第51回日本病院学会(看護部門)開催される


 さる6月21-22日の両日,第51回日本病院学会が,井手道雄学会長(聖マリア病院長・理事長)のもと,福岡市のアクロス福岡において開催された(本紙2449号に詳報予定)。今学会は,「新世紀・病院の進む道―激変する社会環境における生命の尊厳」をメインテーマに掲げ,学会長講演に加え,日本病院会長中山耕作氏,日本医師会長および世界医師会長を務める坪井栄孝氏の講演の他,特別講演2題,シンポジウム6題が企画。なお,今回より,従来の「医師部門」「看護部門」という分け方を廃し,一般・要望演題でも共通のテーマを医師・看護職をはじめとする多職種の視点から論じるなど,新世紀のチーム医療の重要性を意識した新しい試みがなされた。
 特別講演(2)では,「マザー・テレサからの伝言」と題して,千葉茂樹氏(日本映画学校)が講演。氏は,マザー・テレサの記録映画制作時のエピソードから,インド・カルカッタの「死を待つ人の家」での貴重な映像を交え,示唆に富むマザー・テレサのメッセージを紹介。医療における人間の尊厳と,看護職の「プロッフェショナル・マザー」としての役割が重要と述べた。

臨床看護における効果的教育とは

 看護職が中心となったシンポジウム「臨床看護の4つの向上をめざした教育と方策」に先立ち,「臨床看護能力の効果的教育について」を講演した日野原重明氏(聖路加国際病院)は,冒頭で「現在の看護職には,フィジカルアセスメント能力が欠如している。また,臨床看護に日頃関与しない者が,教員を務めることに危惧を覚える」と看護教育の現状を批判。看護職に必要な要素として,(1)専門性,(2)使命感,(3)人間性をあげ,これらの育成が,看護教育の使命であると述べた。
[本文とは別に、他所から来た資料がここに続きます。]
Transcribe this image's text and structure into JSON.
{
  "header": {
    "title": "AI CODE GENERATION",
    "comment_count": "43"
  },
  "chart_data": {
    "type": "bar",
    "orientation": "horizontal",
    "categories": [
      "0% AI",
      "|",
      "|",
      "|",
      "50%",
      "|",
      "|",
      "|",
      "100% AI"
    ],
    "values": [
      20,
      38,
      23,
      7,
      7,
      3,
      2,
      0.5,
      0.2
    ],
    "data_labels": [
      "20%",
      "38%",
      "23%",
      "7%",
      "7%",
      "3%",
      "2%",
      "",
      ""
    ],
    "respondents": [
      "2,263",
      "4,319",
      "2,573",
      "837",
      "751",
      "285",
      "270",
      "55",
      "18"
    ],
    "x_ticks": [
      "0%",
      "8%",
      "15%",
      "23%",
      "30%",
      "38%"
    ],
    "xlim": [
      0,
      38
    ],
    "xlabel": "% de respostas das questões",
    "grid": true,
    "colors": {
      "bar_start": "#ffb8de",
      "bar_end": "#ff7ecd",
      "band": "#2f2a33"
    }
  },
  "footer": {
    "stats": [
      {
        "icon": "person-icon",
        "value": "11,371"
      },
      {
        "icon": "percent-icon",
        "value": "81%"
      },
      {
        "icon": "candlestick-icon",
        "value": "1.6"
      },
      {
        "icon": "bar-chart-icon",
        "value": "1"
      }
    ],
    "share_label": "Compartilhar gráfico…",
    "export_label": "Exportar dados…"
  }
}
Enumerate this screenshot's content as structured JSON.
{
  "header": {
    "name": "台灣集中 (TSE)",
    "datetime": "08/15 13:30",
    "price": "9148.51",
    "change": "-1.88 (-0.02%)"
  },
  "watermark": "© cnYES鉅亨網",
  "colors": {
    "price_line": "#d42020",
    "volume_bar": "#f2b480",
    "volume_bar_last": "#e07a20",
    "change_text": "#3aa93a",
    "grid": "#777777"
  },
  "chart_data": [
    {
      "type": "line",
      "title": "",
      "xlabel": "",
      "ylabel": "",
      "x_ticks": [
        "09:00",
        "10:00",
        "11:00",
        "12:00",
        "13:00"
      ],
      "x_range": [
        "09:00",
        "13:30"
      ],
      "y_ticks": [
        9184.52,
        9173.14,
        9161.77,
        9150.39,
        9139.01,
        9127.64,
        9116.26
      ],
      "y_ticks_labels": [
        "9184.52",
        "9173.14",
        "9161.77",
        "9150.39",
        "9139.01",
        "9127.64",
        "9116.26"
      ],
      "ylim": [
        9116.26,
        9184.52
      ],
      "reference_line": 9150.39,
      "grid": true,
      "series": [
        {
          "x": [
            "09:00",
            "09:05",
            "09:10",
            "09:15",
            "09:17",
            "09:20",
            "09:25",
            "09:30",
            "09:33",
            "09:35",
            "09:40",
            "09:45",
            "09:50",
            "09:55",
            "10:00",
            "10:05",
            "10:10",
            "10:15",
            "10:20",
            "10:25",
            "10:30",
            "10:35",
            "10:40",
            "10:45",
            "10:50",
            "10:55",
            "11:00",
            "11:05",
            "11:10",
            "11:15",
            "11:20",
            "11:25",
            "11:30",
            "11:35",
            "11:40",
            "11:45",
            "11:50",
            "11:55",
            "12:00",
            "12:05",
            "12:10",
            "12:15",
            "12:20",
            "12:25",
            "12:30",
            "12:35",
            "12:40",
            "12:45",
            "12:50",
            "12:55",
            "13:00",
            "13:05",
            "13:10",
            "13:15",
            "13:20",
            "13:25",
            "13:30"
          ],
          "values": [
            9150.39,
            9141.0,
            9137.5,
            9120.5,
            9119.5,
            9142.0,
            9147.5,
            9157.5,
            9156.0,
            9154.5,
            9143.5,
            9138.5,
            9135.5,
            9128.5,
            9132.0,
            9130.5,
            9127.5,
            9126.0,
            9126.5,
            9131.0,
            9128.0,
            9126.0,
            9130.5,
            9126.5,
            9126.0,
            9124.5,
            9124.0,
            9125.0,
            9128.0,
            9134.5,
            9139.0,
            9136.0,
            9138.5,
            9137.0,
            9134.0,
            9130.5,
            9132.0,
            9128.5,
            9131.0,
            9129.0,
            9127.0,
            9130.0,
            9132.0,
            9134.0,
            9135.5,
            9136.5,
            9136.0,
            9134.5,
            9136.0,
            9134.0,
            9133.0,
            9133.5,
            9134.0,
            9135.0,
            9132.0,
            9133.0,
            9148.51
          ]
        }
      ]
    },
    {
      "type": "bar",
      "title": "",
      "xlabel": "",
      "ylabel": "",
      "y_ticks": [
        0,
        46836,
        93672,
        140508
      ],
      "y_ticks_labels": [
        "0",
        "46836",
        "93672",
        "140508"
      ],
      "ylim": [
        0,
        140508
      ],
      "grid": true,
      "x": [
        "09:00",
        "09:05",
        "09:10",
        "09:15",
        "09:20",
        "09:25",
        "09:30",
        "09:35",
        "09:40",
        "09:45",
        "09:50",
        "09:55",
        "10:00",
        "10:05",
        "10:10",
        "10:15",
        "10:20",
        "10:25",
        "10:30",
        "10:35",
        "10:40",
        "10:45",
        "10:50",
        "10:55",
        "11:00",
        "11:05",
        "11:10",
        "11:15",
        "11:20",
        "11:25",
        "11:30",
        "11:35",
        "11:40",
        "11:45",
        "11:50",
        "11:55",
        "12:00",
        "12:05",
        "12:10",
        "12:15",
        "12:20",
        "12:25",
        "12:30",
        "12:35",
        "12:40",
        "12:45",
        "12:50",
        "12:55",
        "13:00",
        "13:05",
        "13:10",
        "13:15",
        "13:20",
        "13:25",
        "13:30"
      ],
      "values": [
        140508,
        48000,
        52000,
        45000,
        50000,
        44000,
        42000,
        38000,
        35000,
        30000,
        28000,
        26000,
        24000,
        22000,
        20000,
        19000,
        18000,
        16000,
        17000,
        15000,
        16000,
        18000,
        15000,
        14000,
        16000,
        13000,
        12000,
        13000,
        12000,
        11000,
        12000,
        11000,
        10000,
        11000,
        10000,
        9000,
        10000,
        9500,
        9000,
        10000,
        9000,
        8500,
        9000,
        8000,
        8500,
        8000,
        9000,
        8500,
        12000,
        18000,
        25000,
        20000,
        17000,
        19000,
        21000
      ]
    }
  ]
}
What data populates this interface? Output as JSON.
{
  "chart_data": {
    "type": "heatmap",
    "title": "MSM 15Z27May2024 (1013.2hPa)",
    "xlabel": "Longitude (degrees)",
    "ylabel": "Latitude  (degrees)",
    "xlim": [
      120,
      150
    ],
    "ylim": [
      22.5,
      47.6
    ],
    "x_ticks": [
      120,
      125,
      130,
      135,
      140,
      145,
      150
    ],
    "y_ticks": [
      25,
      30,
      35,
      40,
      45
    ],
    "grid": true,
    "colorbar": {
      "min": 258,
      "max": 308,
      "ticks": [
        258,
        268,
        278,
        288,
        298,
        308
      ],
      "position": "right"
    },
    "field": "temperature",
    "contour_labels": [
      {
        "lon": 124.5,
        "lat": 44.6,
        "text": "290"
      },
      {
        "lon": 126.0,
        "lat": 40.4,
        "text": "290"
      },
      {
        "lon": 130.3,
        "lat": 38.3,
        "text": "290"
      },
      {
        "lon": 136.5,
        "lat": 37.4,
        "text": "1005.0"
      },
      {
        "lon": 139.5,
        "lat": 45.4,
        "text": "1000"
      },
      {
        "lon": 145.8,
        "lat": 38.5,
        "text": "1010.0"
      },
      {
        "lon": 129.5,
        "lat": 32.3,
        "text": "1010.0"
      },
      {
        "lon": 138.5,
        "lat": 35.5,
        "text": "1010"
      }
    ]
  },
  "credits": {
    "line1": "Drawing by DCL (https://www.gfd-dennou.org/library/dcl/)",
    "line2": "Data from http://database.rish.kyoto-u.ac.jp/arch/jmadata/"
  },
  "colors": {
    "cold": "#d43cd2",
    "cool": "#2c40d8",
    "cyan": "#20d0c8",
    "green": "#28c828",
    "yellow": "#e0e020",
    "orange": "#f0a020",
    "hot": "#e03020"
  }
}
また,このための卒後臨床研修の必修化の必要性を強調した。
 これを踏まえ,シンポジウム(司会=大阪府立看護大 小島操子氏,日野原氏)では,指導的立場にある4氏が,看護教育実践を通して,臨床看護の質の向上を論じた。
 中村恵子氏(青森県立保健大)は,「教育と実践の場の連携」と題して,同大学と県立病院とのユニフィケーションの実態を紹介。氏自身を含め大学教員で臨床看護職を兼務する者が9名,病院職員で臨時教授等を兼ねる者が13名と報告し,ユニフィケーションの利点と課題を述べるとともに,「臨床での気づきを常に再認識できる」ことを強調した。
 次に,「卒後教育―プリセプター制をどう生かすか」と題して,村上睦子氏(日赤医療センター)が登壇。同センターにおけるプリセプター制の現状とその効果を報告した。また,プリセプター制が機能する時期に必要な人員数は,通常の1.75倍となるなど,その課題を指摘。プリセプターのための研修や,実践者同士の助け合いが不可欠とした。
 続いて,岡谷恵子氏(日本看護協会)は,「専門看護師・認定看護師の導入とその成果」を発表。現在,専門看護師は計19名で家族看護,感染管理看護など計7分野の教育プログラムが完成。認定看護師は計409名で本年より糖尿病看護の教育が開始されるなど,同制度の現状を報告。援助方法の増加,患者満足度の向上など,その効果が浸透する一方で,いまだ制度の存在が十分認知されないなどの課題を提示し,日本看護協会として,同制度の質的・経済的効果を明らかにするなど,今後の方向性を示した。
 最後に,長野玲子氏(福岡市民病院)が,「院内教育と評価システム」と題して,院内教育の有効性について講演。教育効果の評価法の確立が不十分であることを背景に,今後,(1)患者をはじめとする評価者との対話を中心とした,自己確認できる評価,(2)市場原理に対応した外部(院外社会)に通用する評価,(3)臨床看護能力のさらなる育成を促す評価,の必要性を述べた。